By Wallace Mawire in Kariba Resort,Zimbabwe
Zimbabwe’s Division of Tsetse Control Services in the Ministry of lands, Agriculture, Fisheries, Water and Rural Development under the Department of Veterinary Services is to conduct a feasibility small scale pilot study to use drone technology in some areas still to be cleared of tsetse-flies which have been a menace to human beings and impacting on livestock production.
Dr William Shereni, Director for the Tsetse Control services division confirmed during a media tour with Journalists to previously tsetse infested areas and some remaining tsetse areas his division is in the process of procuring a big drone to be used for aerial spraying at a cost of approximately US$35 000.
Dr Shereni said that the division will in the first instance conduct a pilot study at Rekomichi Tsetse Research Station in Mana Pools in the Zambezi Valley.The station is renowned to be a centre of excellence for tsetse control research in the SADC region.
He said that tsetse research began in the 1960s with evolution of baits and screening of odours and insecticides.The research was in collaboration with Bristol University and Natural Resources Institute (Greenwich University) in the United Kingdom (UK).
Dr Shereni added that tsetse research has been focussed on two broad objectives such as the development of bait technology,generation of knowledge on tsetse physiology, ecology and behaviour and the use of drones for Sequential Insecticide Treatment (SIT) and Sequential Aerial Treatment (SAT),use of Geographic Information Systems (GIS) and remote sensing technology for mapping, analysis and modelling.
“We have been using small winged aircraft for aerial spraying hired from Agricair (Pvt) Ltd and this has proved to be costly.By procuring our own drone,we hope to cut costs for our interventions,”Dr Shereni said.
The tsetse control services division also works with the department of veterinary services to control tsetse-flies using chemicals at dipping points to kill tsetse-flies and ticks.During the media tour, the tsetse control division updated Journalists from various media houses in Zimbabwe on some of its activities it is conducting to achieve total tsetsefly control in the country.

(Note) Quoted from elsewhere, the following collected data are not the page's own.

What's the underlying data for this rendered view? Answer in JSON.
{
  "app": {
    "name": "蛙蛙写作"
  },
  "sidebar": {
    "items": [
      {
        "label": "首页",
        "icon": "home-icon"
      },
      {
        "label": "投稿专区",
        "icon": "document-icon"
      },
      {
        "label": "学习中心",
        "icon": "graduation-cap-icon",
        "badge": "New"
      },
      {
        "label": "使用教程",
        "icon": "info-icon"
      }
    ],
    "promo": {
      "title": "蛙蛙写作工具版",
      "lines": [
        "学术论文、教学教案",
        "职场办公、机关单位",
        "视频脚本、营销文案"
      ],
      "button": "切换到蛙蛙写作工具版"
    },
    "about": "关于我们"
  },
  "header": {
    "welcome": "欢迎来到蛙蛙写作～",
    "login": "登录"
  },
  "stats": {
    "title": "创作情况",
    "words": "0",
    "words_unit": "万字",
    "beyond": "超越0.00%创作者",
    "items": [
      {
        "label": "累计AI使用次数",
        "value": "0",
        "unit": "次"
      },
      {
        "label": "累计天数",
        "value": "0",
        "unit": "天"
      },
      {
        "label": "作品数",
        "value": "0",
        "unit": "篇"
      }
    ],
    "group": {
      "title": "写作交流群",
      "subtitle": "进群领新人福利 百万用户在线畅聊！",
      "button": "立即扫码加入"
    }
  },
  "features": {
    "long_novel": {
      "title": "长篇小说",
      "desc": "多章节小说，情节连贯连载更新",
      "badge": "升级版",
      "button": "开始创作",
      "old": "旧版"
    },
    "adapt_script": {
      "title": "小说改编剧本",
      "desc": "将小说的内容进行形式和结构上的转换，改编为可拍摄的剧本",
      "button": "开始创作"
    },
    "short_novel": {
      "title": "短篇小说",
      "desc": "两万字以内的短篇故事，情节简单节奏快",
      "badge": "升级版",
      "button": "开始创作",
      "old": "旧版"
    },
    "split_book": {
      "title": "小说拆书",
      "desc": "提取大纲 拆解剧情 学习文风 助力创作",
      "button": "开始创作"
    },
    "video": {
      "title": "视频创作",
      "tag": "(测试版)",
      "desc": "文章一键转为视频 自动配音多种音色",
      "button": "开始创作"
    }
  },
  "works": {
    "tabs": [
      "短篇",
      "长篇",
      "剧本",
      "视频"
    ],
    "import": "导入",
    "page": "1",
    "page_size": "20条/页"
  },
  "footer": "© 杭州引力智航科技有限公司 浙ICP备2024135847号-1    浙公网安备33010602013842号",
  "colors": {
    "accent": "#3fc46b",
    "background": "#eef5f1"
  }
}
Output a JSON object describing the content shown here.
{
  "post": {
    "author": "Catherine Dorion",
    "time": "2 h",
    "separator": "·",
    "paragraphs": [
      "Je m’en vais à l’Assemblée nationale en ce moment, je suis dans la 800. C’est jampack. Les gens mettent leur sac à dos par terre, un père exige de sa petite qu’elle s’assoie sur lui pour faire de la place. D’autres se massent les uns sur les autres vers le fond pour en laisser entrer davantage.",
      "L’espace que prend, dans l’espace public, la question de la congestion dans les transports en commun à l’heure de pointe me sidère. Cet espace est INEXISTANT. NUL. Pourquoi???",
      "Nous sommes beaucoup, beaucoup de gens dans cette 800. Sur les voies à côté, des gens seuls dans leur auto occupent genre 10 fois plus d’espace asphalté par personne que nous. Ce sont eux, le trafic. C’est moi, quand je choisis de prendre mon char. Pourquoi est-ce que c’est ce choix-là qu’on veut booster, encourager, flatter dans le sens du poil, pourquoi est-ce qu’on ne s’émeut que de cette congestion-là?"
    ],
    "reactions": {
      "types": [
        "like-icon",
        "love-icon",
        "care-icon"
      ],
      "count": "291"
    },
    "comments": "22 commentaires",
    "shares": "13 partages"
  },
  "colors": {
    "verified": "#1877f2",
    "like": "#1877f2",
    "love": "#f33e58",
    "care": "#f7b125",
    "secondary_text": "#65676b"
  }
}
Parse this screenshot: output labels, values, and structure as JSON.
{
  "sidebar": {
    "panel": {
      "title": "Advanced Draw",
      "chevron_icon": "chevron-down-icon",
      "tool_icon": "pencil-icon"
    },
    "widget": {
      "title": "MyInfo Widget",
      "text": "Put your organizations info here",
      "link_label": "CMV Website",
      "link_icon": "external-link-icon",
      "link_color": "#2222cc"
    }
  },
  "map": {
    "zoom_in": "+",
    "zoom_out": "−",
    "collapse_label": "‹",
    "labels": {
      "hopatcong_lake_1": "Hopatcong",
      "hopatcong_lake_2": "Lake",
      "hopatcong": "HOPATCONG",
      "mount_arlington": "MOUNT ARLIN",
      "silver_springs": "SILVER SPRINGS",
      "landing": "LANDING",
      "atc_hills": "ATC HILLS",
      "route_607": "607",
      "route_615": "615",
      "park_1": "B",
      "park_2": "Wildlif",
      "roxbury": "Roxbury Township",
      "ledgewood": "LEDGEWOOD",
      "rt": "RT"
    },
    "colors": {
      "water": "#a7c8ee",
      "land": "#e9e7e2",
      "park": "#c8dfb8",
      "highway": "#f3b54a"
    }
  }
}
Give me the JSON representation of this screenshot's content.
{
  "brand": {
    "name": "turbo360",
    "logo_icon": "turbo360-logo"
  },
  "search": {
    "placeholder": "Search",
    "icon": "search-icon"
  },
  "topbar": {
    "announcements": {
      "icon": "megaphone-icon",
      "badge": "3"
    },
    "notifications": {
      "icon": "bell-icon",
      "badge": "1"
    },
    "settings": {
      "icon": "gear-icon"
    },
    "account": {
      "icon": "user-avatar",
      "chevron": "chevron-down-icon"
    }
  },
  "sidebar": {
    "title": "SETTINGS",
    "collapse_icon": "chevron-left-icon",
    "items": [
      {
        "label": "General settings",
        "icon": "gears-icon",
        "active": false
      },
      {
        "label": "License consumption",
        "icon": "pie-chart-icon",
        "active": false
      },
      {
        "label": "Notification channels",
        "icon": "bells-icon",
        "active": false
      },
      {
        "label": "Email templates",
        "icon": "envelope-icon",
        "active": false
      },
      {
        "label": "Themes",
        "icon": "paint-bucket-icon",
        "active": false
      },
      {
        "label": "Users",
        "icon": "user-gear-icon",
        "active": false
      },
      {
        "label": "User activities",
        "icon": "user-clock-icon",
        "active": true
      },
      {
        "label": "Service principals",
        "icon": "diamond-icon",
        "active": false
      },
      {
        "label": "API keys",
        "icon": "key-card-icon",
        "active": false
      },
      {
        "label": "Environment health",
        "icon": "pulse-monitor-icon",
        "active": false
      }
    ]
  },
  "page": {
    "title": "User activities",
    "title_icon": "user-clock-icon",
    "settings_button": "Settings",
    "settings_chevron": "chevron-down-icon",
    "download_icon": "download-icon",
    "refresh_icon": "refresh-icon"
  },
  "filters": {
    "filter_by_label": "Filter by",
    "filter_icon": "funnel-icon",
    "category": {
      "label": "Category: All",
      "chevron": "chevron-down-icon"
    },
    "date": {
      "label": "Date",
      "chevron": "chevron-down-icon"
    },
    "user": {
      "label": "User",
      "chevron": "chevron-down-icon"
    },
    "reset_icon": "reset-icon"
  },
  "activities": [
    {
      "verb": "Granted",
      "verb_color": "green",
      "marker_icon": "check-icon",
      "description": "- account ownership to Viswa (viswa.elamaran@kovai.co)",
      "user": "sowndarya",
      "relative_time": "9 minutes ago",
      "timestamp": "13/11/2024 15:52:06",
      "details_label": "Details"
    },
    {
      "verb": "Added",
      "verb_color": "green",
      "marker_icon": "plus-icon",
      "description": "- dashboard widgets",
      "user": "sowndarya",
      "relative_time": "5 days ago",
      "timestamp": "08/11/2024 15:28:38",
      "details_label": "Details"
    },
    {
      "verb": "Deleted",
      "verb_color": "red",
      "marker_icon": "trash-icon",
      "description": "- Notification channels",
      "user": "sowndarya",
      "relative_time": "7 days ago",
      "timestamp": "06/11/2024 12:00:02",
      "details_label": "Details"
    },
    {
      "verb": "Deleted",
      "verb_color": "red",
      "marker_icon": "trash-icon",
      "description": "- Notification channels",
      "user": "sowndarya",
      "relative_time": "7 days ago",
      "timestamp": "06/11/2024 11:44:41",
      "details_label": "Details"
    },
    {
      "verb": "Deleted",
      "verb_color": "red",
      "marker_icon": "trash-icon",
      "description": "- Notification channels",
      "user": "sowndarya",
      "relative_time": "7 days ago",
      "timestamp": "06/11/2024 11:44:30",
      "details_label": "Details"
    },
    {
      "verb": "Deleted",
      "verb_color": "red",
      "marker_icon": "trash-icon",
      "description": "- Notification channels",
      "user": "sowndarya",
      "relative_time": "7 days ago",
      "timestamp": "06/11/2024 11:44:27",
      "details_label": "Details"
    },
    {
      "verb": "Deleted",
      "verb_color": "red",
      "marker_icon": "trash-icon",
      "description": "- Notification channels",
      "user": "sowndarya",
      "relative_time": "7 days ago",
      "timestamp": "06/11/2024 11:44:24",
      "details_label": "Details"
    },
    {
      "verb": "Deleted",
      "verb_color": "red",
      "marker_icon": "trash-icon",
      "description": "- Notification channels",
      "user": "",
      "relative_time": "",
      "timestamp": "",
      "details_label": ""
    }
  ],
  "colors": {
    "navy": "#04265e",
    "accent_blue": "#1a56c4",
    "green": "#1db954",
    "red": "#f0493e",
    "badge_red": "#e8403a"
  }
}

Some of the activities included touring target treatment and odour manufacturing factory at the Univeristy of Zimbabwe (UZ) in Harare, where materials are produced for use in the field where tsetsefly eradication initiatives are on-going.Visits were made to demonstration sites at dip tanks for example at Kasvisva Dip Tank at Siakobvu,just to mention a few.
Some of the areas visited during the media tour include Hurungwe, Siakobvu and Mana Pools.
Mana pools national park is in the far north of Zimbabwe. It includes the south bank and islands of the Zambezi river, which forms the border with Zambia. The park is known for wildlife visibility beside the river and in the flooding plains. Large populations of elephants, hippopotamus and Nile crocodiles gather at sunrise in the long pool. In the park’s south, lions wait for prey around the waterhole at Chitake spring.
The national park due to its large numbers of wildlife is one of the remaining hotspots still to be cleared from tsetse-fly infestation and also to minimize the spread of the flies to domesticated livestock, especially cattle in the nearby areas and other outlying border areas.
Siakobvu is in Mashonaland West province of Zimbabwe and lies 220km Southwest of Kariba town via Gache Gache and 357km via Karoi.
Dr Shereni also informed the media that tsetse control in Zimbabwe was started in the 1920s using bush clearing and game elimination.
He said that in the 1940’s modern insecticides were discovered leading to the development of techniques based on the use of chemicals.
He added that from that time till the 1980’s ground spraying was the mainstay of tsetse control.
Since 1980,the division says that the Area-wide, Integrated Pest Management (AW-IPM) concept involving ground spraying, aerial spraying, bait technology using targets and cattle dipping was adopted.